Ring-ditch, Kilconnib, Co. Wexford
Co. Wexford |
Ritual/Ceremonial
Some archaeological sites announce themselves with standing stones or crumbling walls.
Others exist only as whispers in a field, legible solely from the air on the right dry summer's day. The ring-ditch at Kilconnib, County Wexford, belongs firmly to the second category. It is invisible at ground level, with no surface trace to catch the eye of a passing walker, yet overhead it resolves into a neat circular form, its outline preserved in the differential growth of crops above a long-buried ditch.

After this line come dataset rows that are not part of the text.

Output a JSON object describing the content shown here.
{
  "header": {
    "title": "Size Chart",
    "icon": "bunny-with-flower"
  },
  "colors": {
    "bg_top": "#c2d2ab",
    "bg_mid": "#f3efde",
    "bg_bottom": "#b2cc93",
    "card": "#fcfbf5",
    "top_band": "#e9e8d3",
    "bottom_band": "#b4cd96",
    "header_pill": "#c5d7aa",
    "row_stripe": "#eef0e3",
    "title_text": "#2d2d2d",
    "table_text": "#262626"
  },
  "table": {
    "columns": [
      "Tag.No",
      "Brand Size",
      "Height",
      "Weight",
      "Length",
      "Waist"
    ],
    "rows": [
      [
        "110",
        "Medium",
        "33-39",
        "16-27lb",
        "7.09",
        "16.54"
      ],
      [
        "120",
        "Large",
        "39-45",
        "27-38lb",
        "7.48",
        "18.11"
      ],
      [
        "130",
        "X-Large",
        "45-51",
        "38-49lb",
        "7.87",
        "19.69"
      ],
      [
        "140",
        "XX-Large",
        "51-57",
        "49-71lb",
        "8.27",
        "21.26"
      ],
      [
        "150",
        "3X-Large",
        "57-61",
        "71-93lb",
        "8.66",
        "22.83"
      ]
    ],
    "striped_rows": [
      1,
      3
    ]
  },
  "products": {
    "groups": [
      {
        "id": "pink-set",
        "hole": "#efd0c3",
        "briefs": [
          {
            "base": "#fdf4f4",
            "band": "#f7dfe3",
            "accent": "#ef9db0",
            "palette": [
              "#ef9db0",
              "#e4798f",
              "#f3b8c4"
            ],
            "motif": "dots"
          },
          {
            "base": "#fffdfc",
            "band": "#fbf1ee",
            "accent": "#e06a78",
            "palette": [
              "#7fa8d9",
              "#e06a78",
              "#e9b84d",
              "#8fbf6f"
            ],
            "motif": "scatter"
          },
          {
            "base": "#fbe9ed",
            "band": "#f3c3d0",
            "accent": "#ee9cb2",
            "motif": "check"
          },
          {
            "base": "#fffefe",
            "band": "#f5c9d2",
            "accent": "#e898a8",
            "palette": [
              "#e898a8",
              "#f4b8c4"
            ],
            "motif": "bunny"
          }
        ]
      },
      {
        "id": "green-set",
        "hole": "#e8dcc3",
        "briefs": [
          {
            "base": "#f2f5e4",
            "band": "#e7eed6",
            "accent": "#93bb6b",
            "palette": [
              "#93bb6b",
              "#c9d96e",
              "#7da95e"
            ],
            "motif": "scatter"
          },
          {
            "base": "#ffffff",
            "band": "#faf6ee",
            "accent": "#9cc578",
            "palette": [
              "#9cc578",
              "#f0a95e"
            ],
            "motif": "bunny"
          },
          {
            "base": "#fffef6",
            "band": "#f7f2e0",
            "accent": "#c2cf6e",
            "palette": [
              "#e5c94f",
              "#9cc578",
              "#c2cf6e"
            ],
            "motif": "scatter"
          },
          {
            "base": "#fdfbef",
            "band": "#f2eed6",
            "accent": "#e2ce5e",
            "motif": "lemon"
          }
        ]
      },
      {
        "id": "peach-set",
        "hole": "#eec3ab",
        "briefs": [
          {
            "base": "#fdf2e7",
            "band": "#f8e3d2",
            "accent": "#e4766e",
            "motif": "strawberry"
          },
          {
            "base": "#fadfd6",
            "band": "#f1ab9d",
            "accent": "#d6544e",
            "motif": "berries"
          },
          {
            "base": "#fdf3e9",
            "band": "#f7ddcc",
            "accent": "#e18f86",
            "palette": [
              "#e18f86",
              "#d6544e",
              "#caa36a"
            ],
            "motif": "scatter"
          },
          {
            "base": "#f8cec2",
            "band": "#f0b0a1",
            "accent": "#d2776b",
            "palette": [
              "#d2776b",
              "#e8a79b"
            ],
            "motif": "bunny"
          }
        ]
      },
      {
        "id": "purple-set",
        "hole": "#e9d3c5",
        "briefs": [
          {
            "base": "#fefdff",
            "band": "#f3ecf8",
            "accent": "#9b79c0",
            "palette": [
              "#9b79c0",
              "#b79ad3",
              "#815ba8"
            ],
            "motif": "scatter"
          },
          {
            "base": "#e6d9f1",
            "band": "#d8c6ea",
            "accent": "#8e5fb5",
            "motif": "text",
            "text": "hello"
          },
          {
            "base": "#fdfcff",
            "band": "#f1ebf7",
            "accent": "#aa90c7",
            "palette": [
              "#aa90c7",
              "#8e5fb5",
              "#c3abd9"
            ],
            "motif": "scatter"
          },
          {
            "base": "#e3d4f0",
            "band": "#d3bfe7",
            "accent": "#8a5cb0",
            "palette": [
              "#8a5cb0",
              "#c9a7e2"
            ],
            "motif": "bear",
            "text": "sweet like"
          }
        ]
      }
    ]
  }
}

A ring-ditch is essentially the filled-in remains of a circular fosse, or ditch, that once enclosed a small area of ground. These features are generally associated with prehistoric funerary or ritual activity, the ditch having originally surrounded a burial mound or flat grave that has since been completely levelled by centuries of ploughing. What survives at Kilconnib sits at the crest of a south-facing slope on a broad ridge running northeast to southwest, a position that would have made it conspicuous in the landscape when it was first constructed. The cropmark, first reported by Simon Dowling, shows an internal diameter of roughly ten metres, defined by a fosse approximately two to three metres wide. That ditch is at its most faint on the southern side, suggesting either differential survival or some original variation in its construction. The feature was identified from Google Earth imagery captured in July 2018, and it remains detectable only under the particular conditions of crop stress that make buried soil disturbances visible from altitude.